Марина робко вытянула из гнезда одно из колечек и осторожно надела на отставленный пальчик. Тонкое и вполне изящное, оно было ей как раз впору.

Но тут, повертев рукой с надетым кольцом, она рассмотрела прицепленную к нему бирку-ценник.

Испуг в ее глазах мгновенно победил любопытство вчистую.

Сняв с пальца колечко и вставив его на место, девушка потащила Кирпичникова от прилавка.

- Ты чего? – Удивился он, позволив ей отвести себя лишь на два-три шага.

- Коленька! – Горячим полушепотом умоляюще запричитала она, убедившись, что дальше сдвинуть его с места ей не по силам. – Ведь это же так дорого! Мне ничего не надо, я и так тебя люблю! Давай, уйдем! Ну, пожалуйста!

- Так вы будете что-нибудь брать? – Раздался из-за прилавка нервный окрик продавщицы, - Или как?

- Одну минуту, - откликнулся Коля, крепко держа за локоть Марину, чтобы она, часом, не вырвалась и не сбежала. – Мы советуемся.

Девушка за прилавком сердито засопела.

- Вот что, давай, договоримся: я не люблю, когда со мной спорят. Мои подчиненные могут это подтвердить. Если тебе понравилось, мы его берем. Выпишите, пожалуйста, - обратился уже громко он к жрице златого тельца. – И вы обещали подобрать что-нибудь для меня. Желательно такое же.

…………………………………………………

Когда они вышли из ювелирного магазина, коробочки с кольцами лежали у него в кармане. До Маринки начало что-то доходить.

- Коля, куда мы идем? - Маринка уже обо всем догадывалась, но ей хотелось продлить удовольствие.

Коля не ответил. Он просто взял ее за руку и вел за собой, словно козу на поводке. Через дорогу находилось то, что было ему нужно - «Отдел записи актов гражданского состояния» – по-русски, ЗАГС.

Здесь Маринка попробовала упираться.

- Ты что? – тихо спросила она его, - мне же еще нет восемнадцати, и потом…

- Потом – суп с котом, очень дохлым. Слушайся меня, и все будет нормально!

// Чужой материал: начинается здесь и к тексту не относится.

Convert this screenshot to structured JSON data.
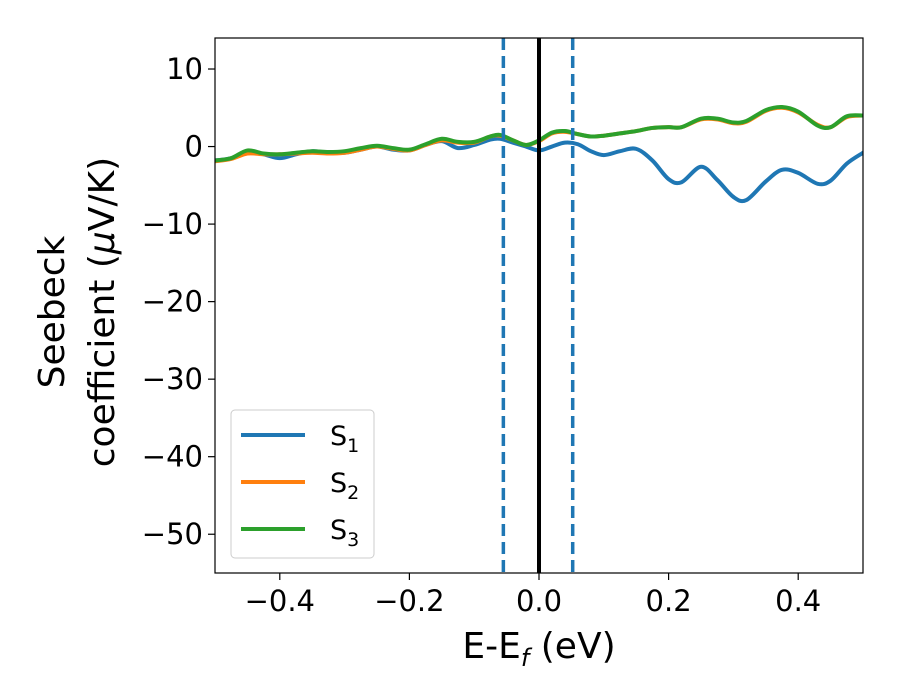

Они вошли под своды бывшего особняка купца первой гильдии Островерхова, а ныне – главного «хомутника», как его называли местные женихи.

- Коленька, мы… серьезно?

- А у тебя есть сомнения?

- А предложение руки и сердца? – капризно протянула девушка, - А благословление дедушки?

- А я тебя уводом. Короче – краду.

……………………………………………………

У кабинета, где принимали заявления, имелась в наличии некоторая очередь. Судя по виду присутствующих пар, пришли они сюда отнюдь не для регистрации брака, а совсем наоборот. Мужики разных лет изо всех сил изображали полнейшее равнодушие к своим спутницам бывшей жизни, а те, в свою очередь, платили им той же монетой. В кабинете тех и других мурыжили до неприличия долго – видимо, уговаривали не торопиться с этим делом. Кирпичников, когда перед ними оставались еще, как минимум, три такие пары, посмотрел на часы, плюнул на все и решительно втащил в приоткрытую дверь, откуда вышли очередные «счастливчики», Маринку.

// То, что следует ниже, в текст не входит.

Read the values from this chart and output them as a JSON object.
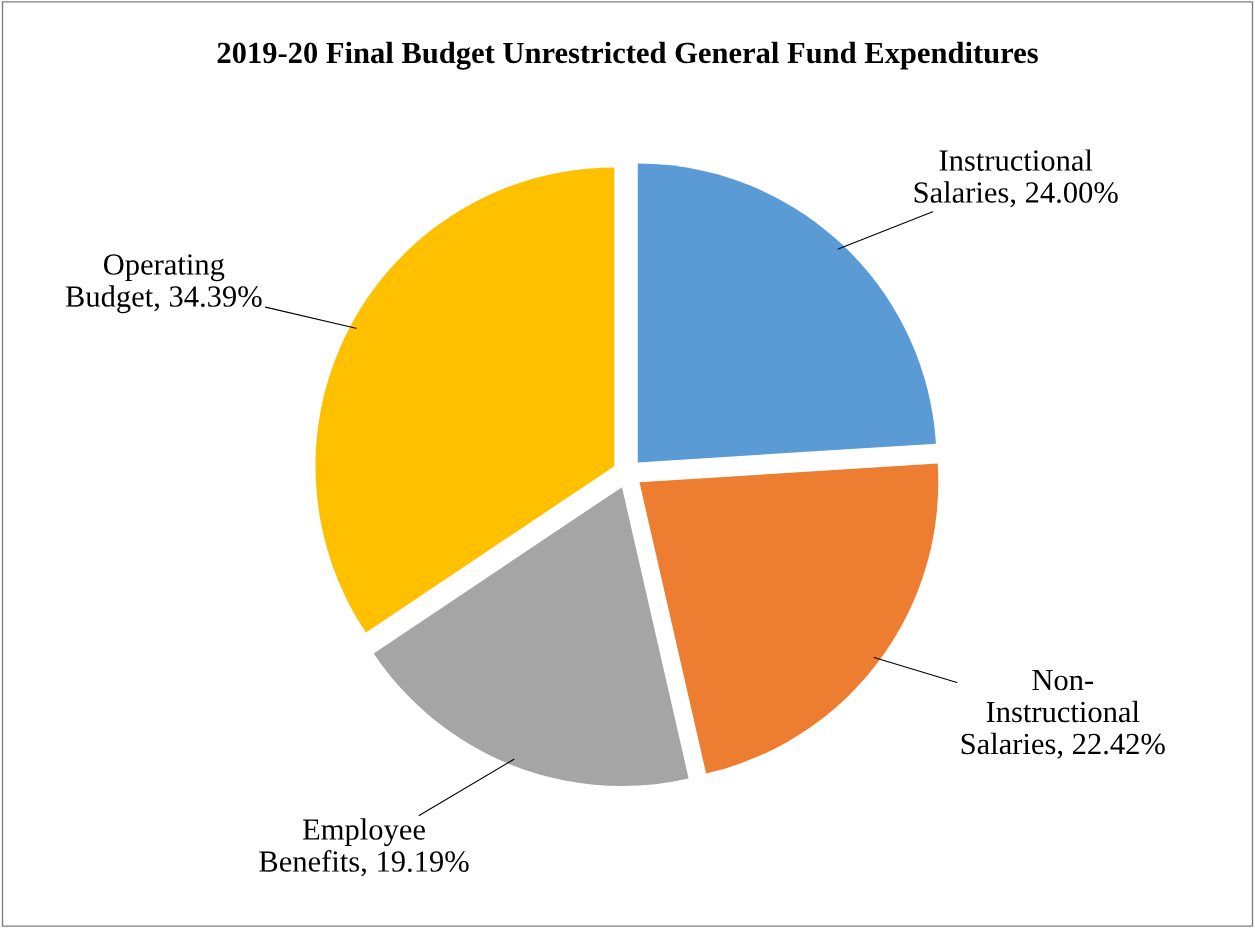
{
  "chart_data": {
    "type": "pie",
    "title": "2019-20 Final Budget Unrestricted General Fund Expenditures",
    "categories": [
      "Instructional Salaries",
      "Non-Instructional Salaries",
      "Employee Benefits",
      "Operating Budget"
    ],
    "values": [
      24.0,
      22.42,
      19.19,
      34.39
    ],
    "value_labels": [
      "24.00%",
      "22.42%",
      "19.19%",
      "34.39%"
    ],
    "colors": [
      "#5b9bd5",
      "#ed7d31",
      "#a5a5a5",
      "#ffc000"
    ],
    "legend": false
  }
}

- Вы куда? – проверещал кто-то сзади. – Мы же впереди вас!

- Нам не разводиться. Нам только справку взять, - ответствовал Коля. – Мы на минуту!

……………………………………………

Хозяйка кабинета, дама «цветущих», за сорок лет, с «халой» на голове, повернула к ним усталый взгляд. Почему-то у нас в стране, во всяком случае, в Европейской ее части, эта самая «хала» на не очень умной «тыкве» стала фирменной прической мелкотравчатых чиновниц, уровня ЖЭКа, собеса или Гороно. ЗАГС не был исключением. Она устало, но казенно спросила:

- Что у вас?

Кирпичников выложил перед нею красный паспорт Маринки и свое зеленое офицерское удостоверение.

- Мы хотим зарегистрироваться.

Дама, скучая, пододвинула им бланк заявления.

- Заполняйте! Только побыстрее, обед скоро!

Коля многозначительно посмотрел на носительницу упомянутой «халы».

- Это еще не все. Я прохожу службу в Демократической Республике Афганистан, – Он выдержал паузу, – Мне командование дало мне всего три дня отпуска, чтобы я зарегистрировал свой брак.

- Какие еще три дня? – взвилась чиновница. – У нас общий порядок, пишите, если хотите, заявление, и через месяц – добро пожаловать! Никаких исключений мы не делаем. В том числе, и для вас.

- Вы не поняли. У меня всего три дня, из них два – на дорогу.

- Ничего не могу для вас сделать. Заявление писать будете? О! Да она еще несовершеннолетняя! – Дама разглядывала паспорт девушки.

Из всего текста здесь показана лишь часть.